This work addresses the lack of asymptotic theory for multi-armed bandits (MAB) under non-i.i.d., non-sub-Gaussian, and inter-arm dependent reward sequences that support adaptive resource allocation and sequential hypothesis testing. The authors propose the Urn Bandit (UNB) process, which integrates the reinforcement mechanism of urn models into the MAB framework. They establish, for the first time, a general asymptotic theory for MAB processes, proving that the allocation of resources converges almost surely to the optimal arm. Furthermore, they derive a functional central limit theorem (FCLT) for joint empirical processes, enabling rigorous sequential inference tasks such as A/B testing and arm comparisons. Experiments demonstrate that UNB significantly improves average rewards—approaching those of classical MAB algorithms—while preserving the statistical validity of randomized experimental designs.

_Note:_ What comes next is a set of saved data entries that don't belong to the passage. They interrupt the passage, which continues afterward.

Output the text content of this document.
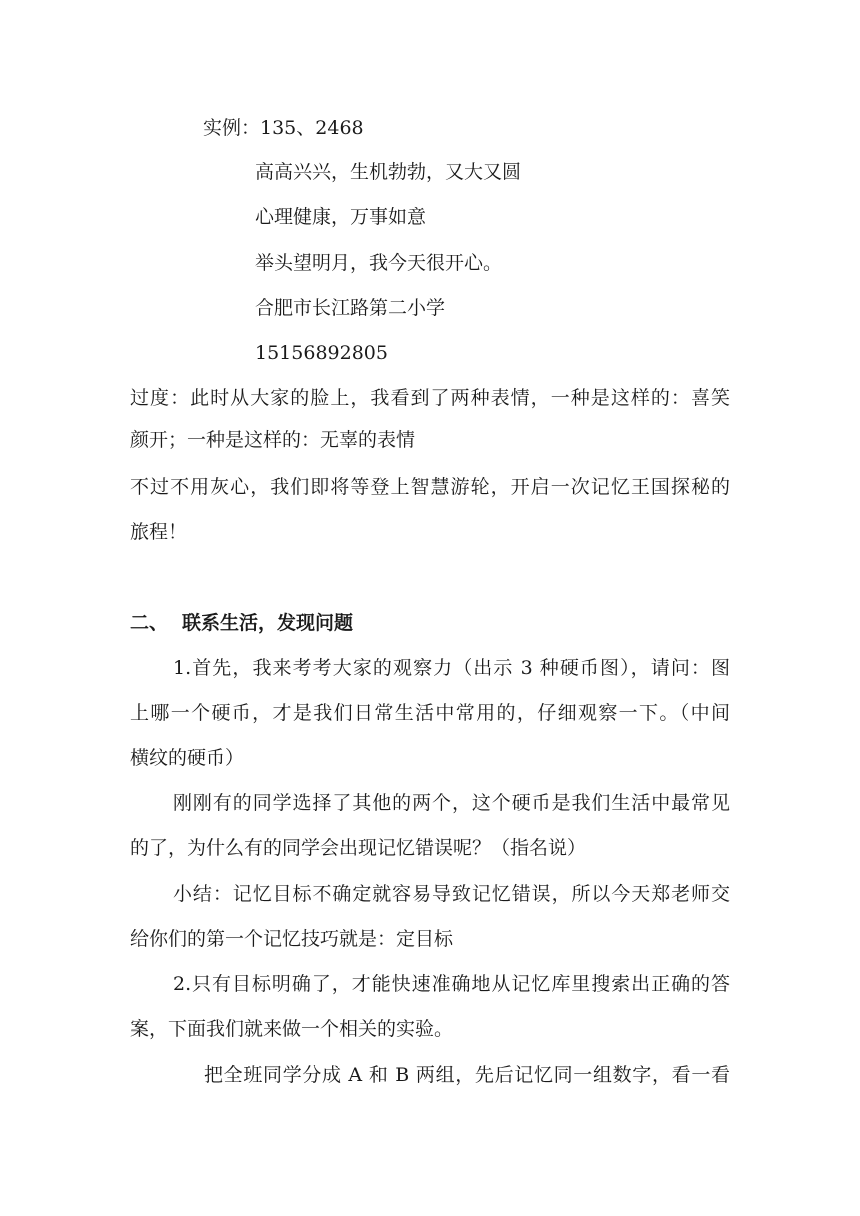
实例：135、2468
高高兴兴，生机勃勃，又大又圆
心理健康，万事如意
举头望明月，我今天很开心。
合肥市长江路第二小学
15156892805
过度：此时从大家的脸上，我看到了两种表情，一种是这样的：喜笑
颜开；一种是这样的：无辜的表情
不过不用灰心，我们即将等登上智慧游轮，开启一次记忆王国探秘的
旅程！
二、 联系生活，发现问题
1.首先，我来考考大家的观察力（出示 3 种硬币图），请问：图
上哪一个硬币，才是我们日常生活中常用的，仔细观察一下。（中间
横纹的硬币）
刚刚有的同学选择了其他的两个，这个硬币是我们生活中最常见
的了，为什么有的同学会出现记忆错误呢？（指名说）
小结：记忆目标不确定就容易导致记忆错误，所以今天郑老师交
给你们的第一个记忆技巧就是：定目标
2.只有目标明确了，才能快速准确地从记忆库里搜索出正确的答
案，下面我们就来做一个相关的实验。
把全班同学分成 A 和 B 两组，先后记忆同一组数字，看一看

Multi-armed bandit (MAB) processes constitute a foundational subclass of reinforcement learning problems and represent a central topic in statistical decision theory, but are limited to simultaneous adaptive allocation and sequential test, because of the absence of asymptotic theory under non-i.i.d sequence and sublinear information. To address this open challenge, we propose Urn Bandit (UNB) process to integrate the reinforcement mechanism of urn probabilistic models with MAB principles, ensuring almost sure convergence of resource allocation to optimal arms. We establish the joint functional central limit theorem (FCLT) for consistent estimators of expected rewards under non-i.i.d., non-sub-Gaussian and sublinear reward samples with pairwise correlations across arms. To overcome the limitations of existing methods that focus mainly on cumulative regret, we establish the asymptotic theory along with adaptive allocation that serves powerful sequential test, such as arms comparison, A/B testing, and policy valuation. Simulation studies and real data analysis demonstrate that UNB maintains statistical test performance of equal randomization (ER) design but obtain more average rewards like classical MAB processes.